As constantes m, a e c são escolhidas seguindo basicamente dois critérios: (1) o método deve gerar um grande número de valores diferentes (isto é, o período da sequência deve ser longo) e (2) o método deve gerar números rapidamente. A tabela abaixo ilustra alguns valores sugeridos para as constantes m, a e c. Os GCLs geram números inteiros positivos entre 0 e m. Para gerar números decimais entre 0 e 1, basta dividir os números gerados por m.

a m c Referência
16807 2147483647 0 Lewis, Goodman e Miller
39373 2147483647 0 L'Ecuyer
742938285 2147483647 0 Fishman e Moore
950706376 2147483647 0 Fishman e Moore
1226874159 2147483647 0 Fishman e Moore
40692 2147483399 0 L'Ecuyer
40014 2147483563 0 L'Ecuyer

Os geradores congruentes lineares são rápidos e usam pouco memória do computador. Contudo, dependendo da aplicação, o seu uso não é recomendável. Um defeito grave dos GCLs é que os números gerados possuem uma correlação: triplas de números gerados pertencem a um determinado número de planos.
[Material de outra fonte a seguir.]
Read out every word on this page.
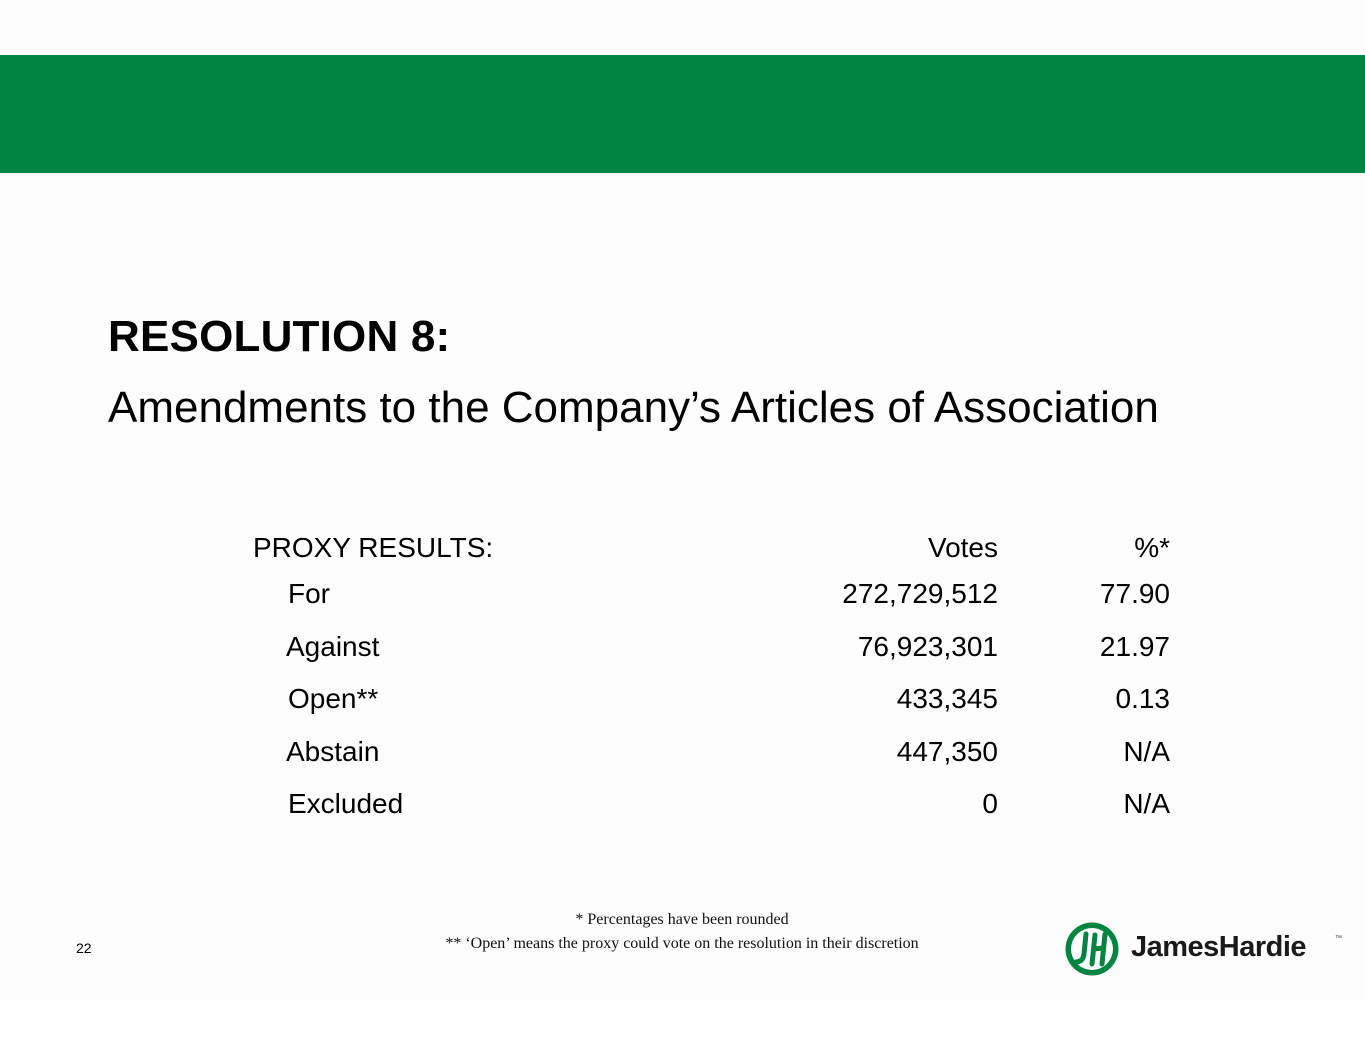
RESOLUTION 8:
Amendments to the Company’s Articles of Association
PROXY RESULTS:	Votes	%*
For	272,729,512	77.90
Against	76,923,301	21.97
Open**	433,345	0.13
Abstain	447,350	N/A
Excluded	0	N/A
* Percentages have been rounded
** ‘Open’ means the proxy could vote on the resolution in their discretion
22	JamesHardie	™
Você pode verificar este fato na Parte 5 (3D) (use m = 2147483648, a = 65539, c = 0 e s = 1) ou na Parte 4 (2D) (use m = 509, a = 128, c = 0 e s = 1). Dado a este defeito, especialistas não recomendam o emprego de um GCL, por exemplo, em criptografia: o fato das triplas de números gerados pertencerem a um determinado número de planos pode ser explorado por um hacker para descobrir os valores dos parâmetros m, a, c e s. Isto aconteceu com o antigo navegador de internet Netscape em 1995: dois alunos da Universidade de Berkeley nos Estados Unidos conseguiram descobrir o algoritmo usado pelo navegador. Existem outros algoritmos que geram números pseudoaleatórios apropriados para criptografia. Eles são mais lentos, mais são mais seguros.

Vários outros geradores de números pseudoaleatórios foram propostos: Mersenne Twister (usado no PlayStation 3 e com período 219937 − 1), Blum Blum Shub (usado em criptografia), Xorshift de George Marsaglia, etc.